Todas as quatro posições têm uma diferente relação com as ciências que estudam o
pensamento humano, com a psicologia em particular. Entretanto, é aconselhável
examinar em que nível os resultados científicos concretos da pesquisa psicológica são
levados em conta pelos pesquisadores em inteligência artificial.
Há tempos, temos uma distinção entre conhecimento formal e descritivo na
psicologia. Vamos assumir que um estudante sabe três questões que estarão em um
exame e decore as respostas mecanicamente. Um bom professor dificilmente estaria
satisfeito com o sucesso deste aluno. Psicologicamente, conhecimento é a reflexão de
algumas relações essenciais entre os objetos à volta. É um sistema de generalizações.
Quando uma pessoa aprende “mecanicamente”, ela determina6 apenas a conexão entre a
pergunta e a resposta (é outra questão que, na sua forma pura, este fenômeno é
raramente visto). Quando alguma informação é significativamente adquirida, é sempre
incluída em algum sistema da experiência passada da pessoa. Portanto, em “inteligência
artificial” conhecimento é tratado formalmente e tem apenas uma similaridade externa
com o genuíno conhecimento humano.
O método que aqueles que advogam esta tendência científica propõem para
revelar a natureza do conhecimento humano usado na resolução de problemas (através
de observações do processo de auto-instrução) parece ser extremamente limitado. O fato
é que nas ações humanas alguns componentes são realizados conscientemente e outros
não, incluindo as generalizações. Há muito tempo se conhece que estudos de como os
seres humanos realizam ações com objetos revelam que eles usam generalizações
práticas, e que elas não são realizadas de modo totalmente consciente, mas que têm um
papel ativo no processo de resolução de certos problemas. Se falharmos em levar em
conta estas generalizações, a resposta à questão de que tipo de conhecimento uma
pessoa usa na resolução de uma dada classe de problema será incompleta em um
aspecto importante.
Como foi colocado acima, a investigação psicológica do pensamento revela
um organização de algum modo mais complexo dos processos de pesquisa na resolução
de problemas pelos humanos do que no processo análogo no computador. Estas
investigações, em particular, mostram que o atual processo de pesquisa humano na
resolução de problemas não está baseado em um algoritmo. O algoritmo, na melhor das
hipóteses, surge como produto da atividade criativa humana. Nesta área a apelação é
apenas para os dicionários, nos quais a comparação do pensamento humano com o
trabalho de um computador parece fora de moda.
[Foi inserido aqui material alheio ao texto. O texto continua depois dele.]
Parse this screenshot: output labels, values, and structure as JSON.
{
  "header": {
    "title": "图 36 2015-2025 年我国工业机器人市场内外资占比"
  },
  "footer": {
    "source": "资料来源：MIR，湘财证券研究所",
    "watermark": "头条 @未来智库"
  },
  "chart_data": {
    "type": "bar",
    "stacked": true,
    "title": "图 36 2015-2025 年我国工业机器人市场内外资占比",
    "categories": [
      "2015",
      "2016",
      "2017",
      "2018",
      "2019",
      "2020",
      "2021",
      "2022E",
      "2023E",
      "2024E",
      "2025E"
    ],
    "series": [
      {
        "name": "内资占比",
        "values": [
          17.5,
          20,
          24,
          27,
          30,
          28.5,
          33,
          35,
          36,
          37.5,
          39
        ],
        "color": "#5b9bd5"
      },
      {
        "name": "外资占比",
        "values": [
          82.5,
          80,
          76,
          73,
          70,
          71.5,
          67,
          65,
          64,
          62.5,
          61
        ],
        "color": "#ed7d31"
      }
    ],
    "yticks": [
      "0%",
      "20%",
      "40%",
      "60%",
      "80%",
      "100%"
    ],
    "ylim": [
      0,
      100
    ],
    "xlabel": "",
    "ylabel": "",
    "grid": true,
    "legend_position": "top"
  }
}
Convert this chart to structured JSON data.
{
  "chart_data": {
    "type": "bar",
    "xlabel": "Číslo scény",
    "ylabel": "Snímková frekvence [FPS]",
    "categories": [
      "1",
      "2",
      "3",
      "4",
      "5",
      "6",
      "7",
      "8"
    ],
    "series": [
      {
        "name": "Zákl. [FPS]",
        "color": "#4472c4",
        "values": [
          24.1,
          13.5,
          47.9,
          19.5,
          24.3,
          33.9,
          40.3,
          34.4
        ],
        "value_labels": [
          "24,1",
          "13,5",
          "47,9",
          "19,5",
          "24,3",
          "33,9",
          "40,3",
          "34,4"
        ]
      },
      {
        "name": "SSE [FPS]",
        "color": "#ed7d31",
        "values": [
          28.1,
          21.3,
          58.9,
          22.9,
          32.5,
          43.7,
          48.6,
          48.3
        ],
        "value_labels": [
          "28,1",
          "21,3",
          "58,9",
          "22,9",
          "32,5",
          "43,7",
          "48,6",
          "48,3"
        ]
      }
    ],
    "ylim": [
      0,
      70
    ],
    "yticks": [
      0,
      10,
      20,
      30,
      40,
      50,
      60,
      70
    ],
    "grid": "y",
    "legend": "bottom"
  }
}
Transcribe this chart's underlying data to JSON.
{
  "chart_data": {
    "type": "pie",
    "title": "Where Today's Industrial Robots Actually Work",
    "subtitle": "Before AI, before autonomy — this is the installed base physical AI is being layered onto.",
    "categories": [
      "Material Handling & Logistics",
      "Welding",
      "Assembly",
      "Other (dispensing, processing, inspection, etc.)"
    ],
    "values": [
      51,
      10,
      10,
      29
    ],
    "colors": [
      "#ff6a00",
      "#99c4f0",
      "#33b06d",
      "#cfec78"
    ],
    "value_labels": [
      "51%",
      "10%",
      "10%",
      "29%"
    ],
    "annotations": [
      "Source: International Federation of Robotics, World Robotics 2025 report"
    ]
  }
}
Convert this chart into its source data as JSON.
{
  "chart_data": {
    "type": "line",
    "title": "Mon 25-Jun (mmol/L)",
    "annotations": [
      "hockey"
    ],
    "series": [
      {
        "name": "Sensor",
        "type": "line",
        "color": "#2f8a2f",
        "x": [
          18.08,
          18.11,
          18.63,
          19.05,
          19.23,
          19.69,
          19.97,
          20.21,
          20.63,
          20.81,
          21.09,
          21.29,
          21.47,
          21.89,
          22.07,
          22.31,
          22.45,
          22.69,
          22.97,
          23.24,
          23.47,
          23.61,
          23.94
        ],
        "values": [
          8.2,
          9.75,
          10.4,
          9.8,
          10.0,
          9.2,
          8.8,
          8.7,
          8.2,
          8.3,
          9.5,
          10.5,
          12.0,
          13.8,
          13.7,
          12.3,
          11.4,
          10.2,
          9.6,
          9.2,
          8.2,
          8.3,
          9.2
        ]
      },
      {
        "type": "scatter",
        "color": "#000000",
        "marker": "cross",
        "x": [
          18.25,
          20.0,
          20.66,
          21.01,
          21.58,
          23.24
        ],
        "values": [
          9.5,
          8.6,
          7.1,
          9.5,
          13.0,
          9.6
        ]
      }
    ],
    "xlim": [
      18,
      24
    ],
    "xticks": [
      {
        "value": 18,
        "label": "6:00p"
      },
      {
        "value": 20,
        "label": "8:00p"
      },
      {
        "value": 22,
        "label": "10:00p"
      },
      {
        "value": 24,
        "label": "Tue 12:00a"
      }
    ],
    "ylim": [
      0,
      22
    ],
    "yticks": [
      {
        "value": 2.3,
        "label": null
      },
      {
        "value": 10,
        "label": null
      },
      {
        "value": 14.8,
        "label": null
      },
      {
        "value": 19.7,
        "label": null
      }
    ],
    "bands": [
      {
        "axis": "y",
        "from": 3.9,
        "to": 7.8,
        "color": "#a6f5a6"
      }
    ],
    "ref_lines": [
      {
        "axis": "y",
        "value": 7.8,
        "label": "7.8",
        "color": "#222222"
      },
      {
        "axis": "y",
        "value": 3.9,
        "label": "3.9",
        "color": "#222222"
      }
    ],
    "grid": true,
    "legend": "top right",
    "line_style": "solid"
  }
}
É interessante que uma análise crítica das tentativas de identificar as
características do pensamento que são únicas aos humanos (em oposição aos
computadores) tem revelado apenas um fator. Slagle tem “refutado” apenas uma tese:
“o computador pode fazer apenas o que lhe mandam fazer, e as pessoas podem fazer
mais.” Em sua opinião, em algum sentido, os humanos também podem fazer apenas o
que são “mandados”. Por exemplo, a hereditariedade supostamente “manda” o que fazer
aos humanos e determina como estes recebem a experiência do meio ambiente.

6
N.T. to ascertain: determinar, apurar.

7
Baseados neste raciocínio, o autor chega à conclusão que os argumentos a favor da
noção de que a máquina em princípio não pode ser tão inteligente como os humanos
estão errados. É bem sabido, entretanto, que até mesmo no nível do assim chamado
comportamento instintivo dos animais, o fator hereditariedade não predetermina sua
orientação com respeito ao meio ambiente circundante mesmo que de modo simples.
Consequentemente, o argumento de Slagle não é estritamente correto.
A defesa do pensamento da máquina que discutimos contém a suposição que
pode ser formulada como se segue: se um sistema técnico resolve os mesmos problemas
que um humano resolve pelo uso do pensamento, e se o sistema usa isto para resolver o
problema, significa que o sistema técnico também possui pensamento. Há uma boa
razão, entretanto, para considerar esta inicial (intuitiva) hipótese simplesmente
incorreta. O fato é que o conceito científico de pensamento está preocupado não apenas
com a natureza dos resultados, mas também com o lado processual da atividade
cognitiva humana. Entretanto, pode-se dizer que um sistema técnico possui pensamento
apenas quando ele não apenas resolve os mesmos problemas que os humanos resolvem,
mas quando os resolve da mesma maneira. O ato de rotular como pensamento o trabalho
de uma máquina que apenas resolve os mesmos problemas que os humanos não possui
mais fundamentação do que rotular um avião, num contexto científico (por exemplo,
biológico) e não coloquial como pássaro.
Nossa análise mostra que as hipóteses iniciais da tendência científica que
tem se tornado conhecida como inteligência artificial consistem em uma simplificação
fundamental das idéias sobre pensamento e conhecimento e sobre a correlação do
pensamento e do conhecimento nos humanos. Esta situação nos dá razão para duvidar se
os que advogam a presente tendência (i.e., aqueles que querem criar um autômato que
reproduza todas as habilidades humanas do pensar) conseguiram provar sua posição.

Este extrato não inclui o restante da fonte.